I aim to prove some of the order properties of Bishop's Real Numbers (given on page 22 of Constructive Analysis by Bishop and Bridges.) Bishop defines a real number to be a regular sequence of rational numbers, that is, a sequence $$(x_n)$$ of rational numbers such that $$|x_m - x_n| \leq m^{-1} + n^{-1}.$$ A real number is positive , or $$x \in \mathbb{R}^+$$, if $$x_n > n^{-1}$$ for some $$n \in \mathbb{Z}^+$$. A real number is nonnegative, or $$x \in \mathbb{R}^{0+}$$, if $$x_n \geq -n^{-1}$$ for all $$n \in \mathbb{Z}^+$$. Bishop goes on to proves a useful criteria, specifically, $$x \in \mathbb{R}^+$$ iff there exists a $$N \in Z^+$$ such that $$x_m \geq N^{-1}$$ for $$m \geq N$$. Additionally, $$x \in \mathbb{R}^{0+}$$ iff for every $$n \in \mathbb{Z}^+$$ there exists $$N_n \in \mathbb{Z}^+$$ such that $$x_m \geq -n^{-1}$$ for $$m \geq N_n$$. The order properties I wish to prove are stated in Proposition 2.9. Specifically, the statement if $$x,y \in \mathbb{R}^{0+}$$ then $$xy \in \mathbb{R}^{0+}$$. I’m missing something mechanically about this proof and am seeking insight.

It is surely also relevant to provide the definition of multiplication. Given real numbers $$x \equiv (x_n)$$ and $$y \equiv (y_n)$$ we define $$xy = (x_{2kn}y_{2kn})$$ where $$k = max\{K_x,K_y\}$$ and $$K_x$$ is the canonical upper bound of $$x$$ (i.e. the least integer greater than $$|x_1| + 2$$.) One can quite easily show that $$xy$$ is in fact a real number.

• It doesn't seem like there's actually a question.

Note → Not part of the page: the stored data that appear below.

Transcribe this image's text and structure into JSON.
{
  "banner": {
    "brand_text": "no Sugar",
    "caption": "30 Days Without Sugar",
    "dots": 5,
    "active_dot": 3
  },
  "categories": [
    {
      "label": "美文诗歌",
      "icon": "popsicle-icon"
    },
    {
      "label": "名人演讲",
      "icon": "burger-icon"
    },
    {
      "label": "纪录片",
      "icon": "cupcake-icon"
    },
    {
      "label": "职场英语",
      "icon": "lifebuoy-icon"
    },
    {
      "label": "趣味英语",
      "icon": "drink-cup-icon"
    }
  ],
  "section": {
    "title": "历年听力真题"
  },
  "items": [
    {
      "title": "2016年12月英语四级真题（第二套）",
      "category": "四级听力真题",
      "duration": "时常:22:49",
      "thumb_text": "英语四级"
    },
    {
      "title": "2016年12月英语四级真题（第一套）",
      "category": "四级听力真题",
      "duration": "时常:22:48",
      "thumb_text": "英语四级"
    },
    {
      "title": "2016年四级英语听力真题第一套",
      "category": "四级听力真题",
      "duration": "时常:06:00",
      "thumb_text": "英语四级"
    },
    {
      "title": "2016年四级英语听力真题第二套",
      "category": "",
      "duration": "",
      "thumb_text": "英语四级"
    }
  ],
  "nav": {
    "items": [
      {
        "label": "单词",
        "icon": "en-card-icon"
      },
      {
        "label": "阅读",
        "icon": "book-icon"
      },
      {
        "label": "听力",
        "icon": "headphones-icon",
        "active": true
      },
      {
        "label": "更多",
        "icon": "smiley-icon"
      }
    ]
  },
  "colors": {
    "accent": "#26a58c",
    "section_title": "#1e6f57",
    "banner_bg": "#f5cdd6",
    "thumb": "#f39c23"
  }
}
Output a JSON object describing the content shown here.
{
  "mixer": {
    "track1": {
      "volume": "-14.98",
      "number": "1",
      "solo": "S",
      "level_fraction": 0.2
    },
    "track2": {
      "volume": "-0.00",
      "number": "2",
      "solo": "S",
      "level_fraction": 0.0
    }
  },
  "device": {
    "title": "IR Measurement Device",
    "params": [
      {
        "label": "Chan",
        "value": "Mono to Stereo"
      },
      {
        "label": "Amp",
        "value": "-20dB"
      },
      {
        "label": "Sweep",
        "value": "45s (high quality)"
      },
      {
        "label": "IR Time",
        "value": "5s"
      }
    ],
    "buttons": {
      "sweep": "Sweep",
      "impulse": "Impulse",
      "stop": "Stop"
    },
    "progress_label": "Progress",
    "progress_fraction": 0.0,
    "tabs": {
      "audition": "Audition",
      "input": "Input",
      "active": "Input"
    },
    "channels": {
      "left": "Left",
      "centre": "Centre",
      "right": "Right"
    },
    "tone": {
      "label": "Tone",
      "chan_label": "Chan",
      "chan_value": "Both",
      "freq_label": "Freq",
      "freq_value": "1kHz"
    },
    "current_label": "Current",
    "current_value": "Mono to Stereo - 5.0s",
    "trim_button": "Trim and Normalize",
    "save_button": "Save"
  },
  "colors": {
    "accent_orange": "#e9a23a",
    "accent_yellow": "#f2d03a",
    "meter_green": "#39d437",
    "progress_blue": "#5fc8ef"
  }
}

Is the question just how to prove proposition 2.9? Commented Jan 7, 2022 at 8:36
• Specifically what is stated Commented Jan 7, 2022 at 8:54
• OK, so you're trying to prove that if $|x_m-x_n|\leq m^{-1}+n^{-1}$ for all $m$ and $n$, $x_n\geq-n^{-1}$ for all $n$, $|y_m-y_n|\leq m^{-1}+n^{-1}$ for all $m$ and $n$, and $y_n\geq-n^{-1}$ for all $n$, then $x_{2kn}y_{2kn}\geq-n^{-1}$ for all $n$, where $k=\max(\lceil\lvert x_1\rvert+2\rceil,\lceil\lvert y_1\rvert+2\rceil)$. I don't recall if there's a proof in the book or if this is left to the reader. If there's a proof in the book, then can you quote the part where you're stuck? Or if it's left to the reader, then can you say how you've tried to prove it and why it didn't work? Commented Jan 7, 2022 at 10:38
• It’s left to the reader. I’ve tried using the alternative characterization of non-negative as it gives you more to work with. Thus, for every $n \in \mathbb{Z}^{+}$ we have $N_{(1,n)}$ and $N_{(2,n)}$. I’ve tried using the values to define for every $n$ an $N_n$ such that $x_{2km}y_{2km} \geq -n^{-1}$ when $m \geq N_n$. The main issues is how to string inequality’s together. Naively I tried multiplying things appropriately but the right hand side has two negatives and is problematic. Commented Jan 7, 2022 at 10:59

Per the construction of $$k$$ and $$xy$$ we know that $$x_{2kn}, y_{2kn} \in [-(2kn)^{-1}, k]$$ and therefore $$(xy)_n = x_{2kn}y_{2kn} \geq -(2n)^{-1} > -n^{-1}.$$
• @ToucanIan The extreme negative case is where one factor is minimal (negative) and the other is maximal (positive). The min and max are $-(2kn)^{-1}$ and $k$ respectively.